Reputation: 356
Okay, I recently tranfered my Comodo SSL certificate from my previous Bluehost account to my new rackspace cloud server. (LAMP stack)
Basically I just copy pasted the server cert and key and checked to make sure it was properly installed which it was. Now I am running into some issues, occasionally I will hear from people that they are getting an 'Untrusted Connection Error' while others are not getting this error at all.
Recently someone sent me a screen shot of their error and it said: This Certificate is not trusted because no issuer chain was provided.
The browser they noticed this on was safari so I cleared all my history data in safari and opened the site but I am not seeing that error.
Does anyone have any idea how to fix something like this? Thanks!
When I enter openssl s_client... i get:
Certificate chain
0 s:/OU=Domain Control Validated/OU=Hosted by BlueHost.Com, INC/OU=PositiveSSL/CN=www.sitename.com
i:/C=GB/ST=Greater Manchester/L=Salford/O=COMODO CA Limited/CN=PositiveSSL CA 2
1 s:/C=SE/O=AddTrust AB/OU=AddTrust External TTP Network/CN=AddTrust External CA Root
i:/C=SE/O=AddTrust AB/OU=AddTrust External TTP Network/CN=AddTrust External CA Root
2 s:/C=GB/ST=Greater Manchester/L=Salford/O=COMODO CA Limited/CN=PositiveSSL CA 2
i:/C=SE/O=AddTrust AB/OU=AddTrust External TTP Network/CN=AddTrust External CA Root
Upvotes: 1
Views: 1905
Reputation: 7704
You most likely lack the 'chain' or inter mediate certificates (which some people may have in their browser, and some not).
The easiest way to resolve this is by looking at the issuer details on your certificate; and finding that certificate. Then look at the issuer details of that cert - until you hit the 'root' - which is a self signed certificate (subject identical to issuer).
Once you've got them all concatenate them in a file and point SSLCertificateChainFile at that.
Your httpd.conf then looks like
SSLEngine on
SSLCertificateKeyFile .../your-key.key
SSLCertificateFile .../your-cert.pem
SSLCertificateChainFile .../ca-bundle.pem
Some CA's make this file available as a 'ca-bundle' (https://support.comodo.com/index.php?_m=knowledgebase&_a=viewarticle&kbarticleid=1203) when they issue a cert. Most don't.

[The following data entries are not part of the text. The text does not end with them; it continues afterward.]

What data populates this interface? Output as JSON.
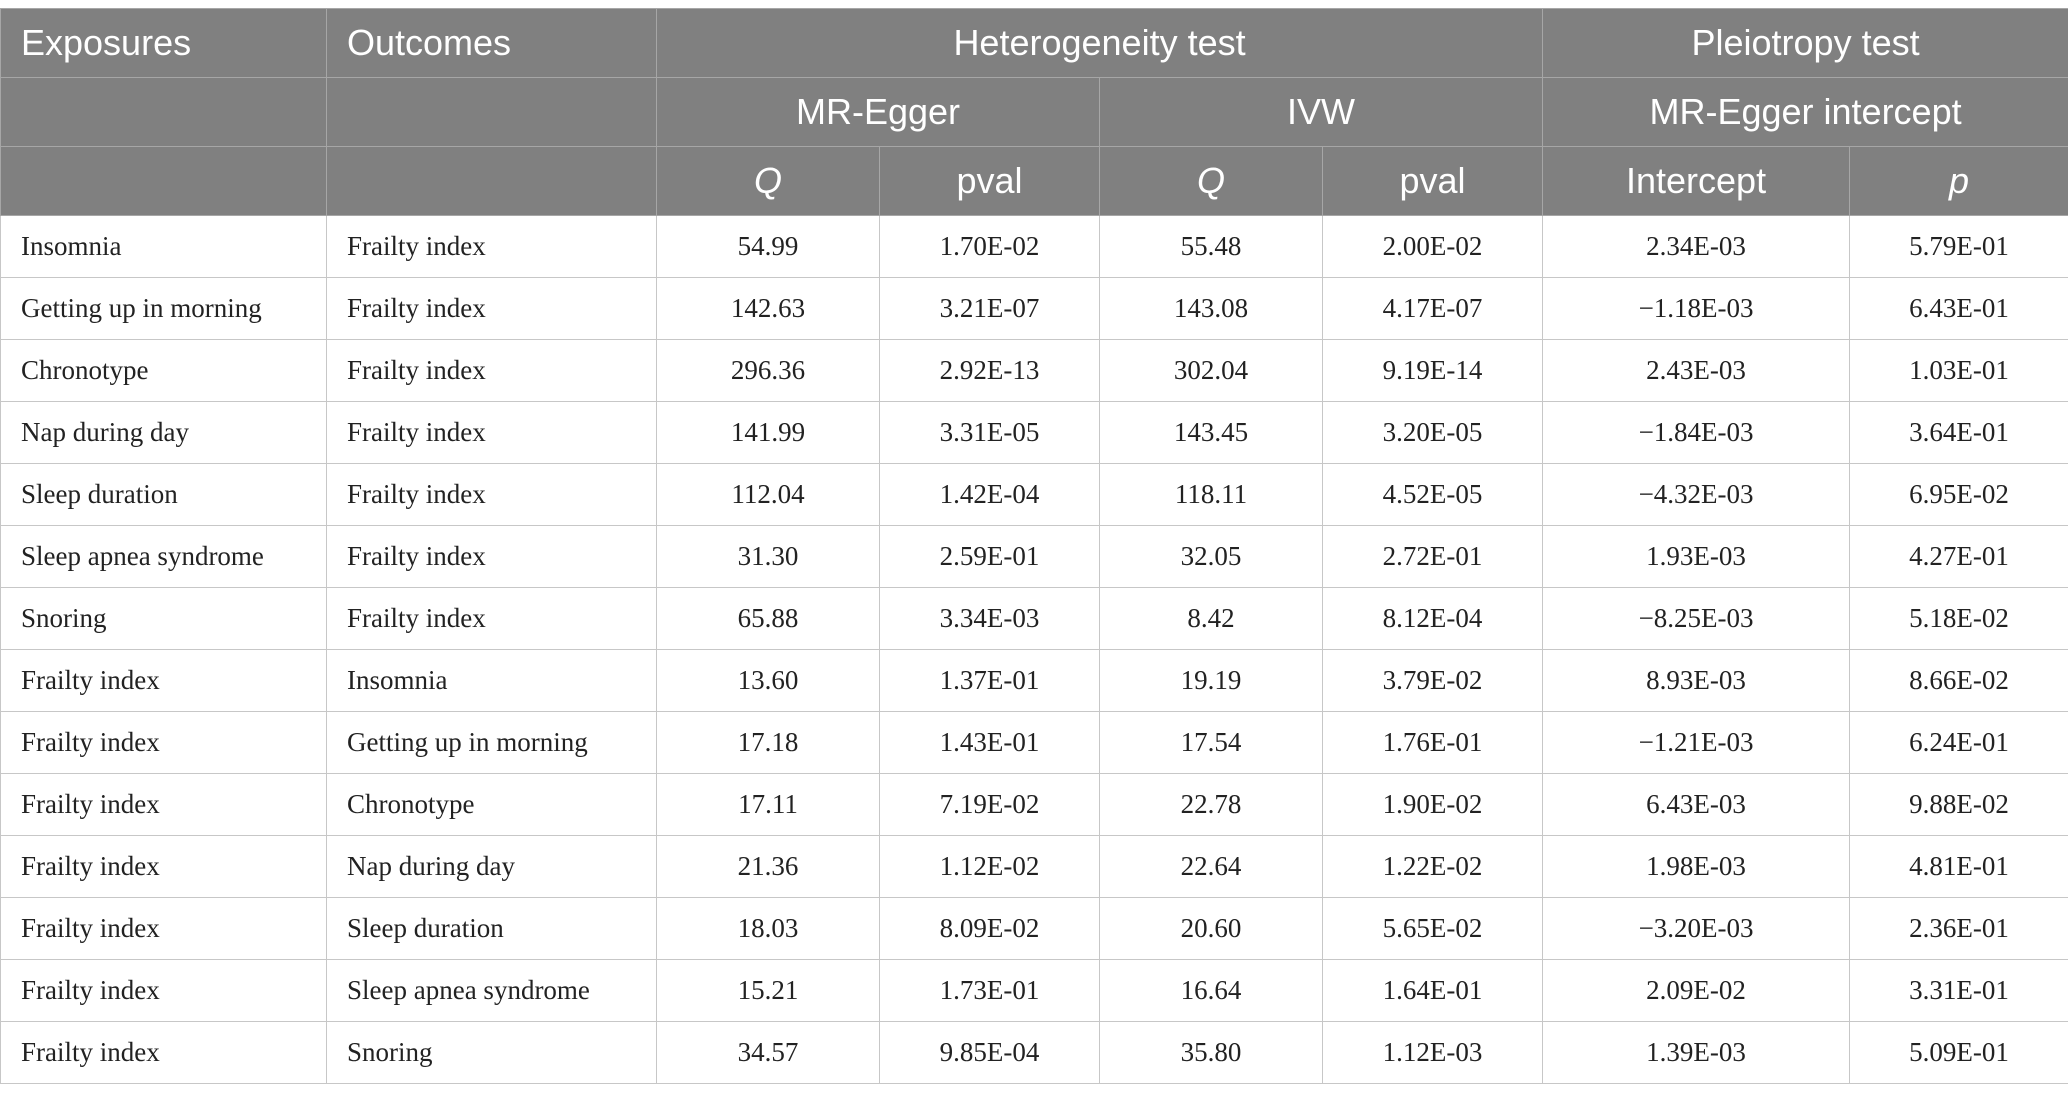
{
  "header": {
    "exposures": "Exposures",
    "outcomes": "Outcomes",
    "heterogeneity": "Heterogeneity test",
    "pleiotropy": "Pleiotropy test",
    "mr_egger": "MR-Egger",
    "ivw": "IVW",
    "mr_egger_intercept": "MR-Egger intercept",
    "q1": "Q",
    "pval1": "pval",
    "q2": "Q",
    "pval2": "pval",
    "intercept": "Intercept",
    "p": "p"
  },
  "rows": [
    [
      "Insomnia",
      "Frailty index",
      "54.99",
      "1.70E-02",
      "55.48",
      "2.00E-02",
      "2.34E-03",
      "5.79E-01"
    ],
    [
      "Getting up in morning",
      "Frailty index",
      "142.63",
      "3.21E-07",
      "143.08",
      "4.17E-07",
      "−1.18E-03",
      "6.43E-01"
    ],
    [
      "Chronotype",
      "Frailty index",
      "296.36",
      "2.92E-13",
      "302.04",
      "9.19E-14",
      "2.43E-03",
      "1.03E-01"
    ],
    [
      "Nap during day",
      "Frailty index",
      "141.99",
      "3.31E-05",
      "143.45",
      "3.20E-05",
      "−1.84E-03",
      "3.64E-01"
    ],
    [
      "Sleep duration",
      "Frailty index",
      "112.04",
      "1.42E-04",
      "118.11",
      "4.52E-05",
      "−4.32E-03",
      "6.95E-02"
    ],
    [
      "Sleep apnea syndrome",
      "Frailty index",
      "31.30",
      "2.59E-01",
      "32.05",
      "2.72E-01",
      "1.93E-03",
      "4.27E-01"
    ],
    [
      "Snoring",
      "Frailty index",
      "65.88",
      "3.34E-03",
      "8.42",
      "8.12E-04",
      "−8.25E-03",
      "5.18E-02"
    ],
    [
      "Frailty index",
      "Insomnia",
      "13.60",
      "1.37E-01",
      "19.19",
      "3.79E-02",
      "8.93E-03",
      "8.66E-02"
    ],
    [
      "Frailty index",
      "Getting up in morning",
      "17.18",
      "1.43E-01",
      "17.54",
      "1.76E-01",
      "−1.21E-03",
      "6.24E-01"
    ],
    [
      "Frailty index",
      "Chronotype",
      "17.11",
      "7.19E-02",
      "22.78",
      "1.90E-02",
      "6.43E-03",
      "9.88E-02"
    ],
    [
      "Frailty index",
      "Nap during day",
      "21.36",
      "1.12E-02",
      "22.64",
      "1.22E-02",
      "1.98E-03",
      "4.81E-01"
    ],
    [
      "Frailty index",
      "Sleep duration",
      "18.03",
      "8.09E-02",
      "20.60",
      "5.65E-02",
      "−3.20E-03",
      "2.36E-01"
    ],
    [
      "Frailty index",
      "Sleep apnea syndrome",
      "15.21",
      "1.73E-01",
      "16.64",
      "1.64E-01",
      "2.09E-02",
      "3.31E-01"
    ],
    [
      "Frailty index",
      "Snoring",
      "34.57",
      "9.85E-04",
      "35.80",
      "1.12E-03",
      "1.39E-03",
      "5.09E-01"
    ]
  ]
}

So in that case you'll need to create it. Doing
openssl x509 -in <your cert.pem> -noout -issuer
will get you the exact issuer string. Googling for it generally gives you the intermediate cert you need (usually at the support site of your CA). Once you have that - repeat above and keep going at it until you are at the final one -- where issuer is identical to subject.
Once done - restart the webserver and that should be it.
If you want to verify you got the whole chain - then use the command
openssl s_client -connect <your domain name>:443
and check that the output starts with:
0 s:/C=GB/OU=Domain Control Validated/CN=<your domain>
i:/C=BE/O=Comodo/CN=Comodo foobar
....
3 s:/C=BE/O=GlobalSign nv-sa/OU=Root CA/CN=GlobalSign Root CA
i:/C=BE/O=GlobalSign nv-sa/OU=Root CA/CN=GlobalSign Root CA
and at least has one entry (3 in above example) where you have a final root; the S is identical top the i. If you just see a single entry
0 s:/C=GB/OU=Domain Control Validated/CN=<your domain>
i:/C=BE/O=Comodo/CN=Comodo foobar
and nothing more - then check your chain again - and make sure that it contains a cert with a subject identical to your issuer (in above example '/C=BE/O=Comodo/CN=Comodo foobar').
You can check this by parsing each blob in your bundle with
openssl x509 -noout -in file.pem -subject -issuer
where file.pem is one chunk of your SSLCertificateChainFile file.
Caveat: Above is a slight simplification - some Chains may have multiple roots/cross-signing. In that case it gets a bit more complex - but follows above example.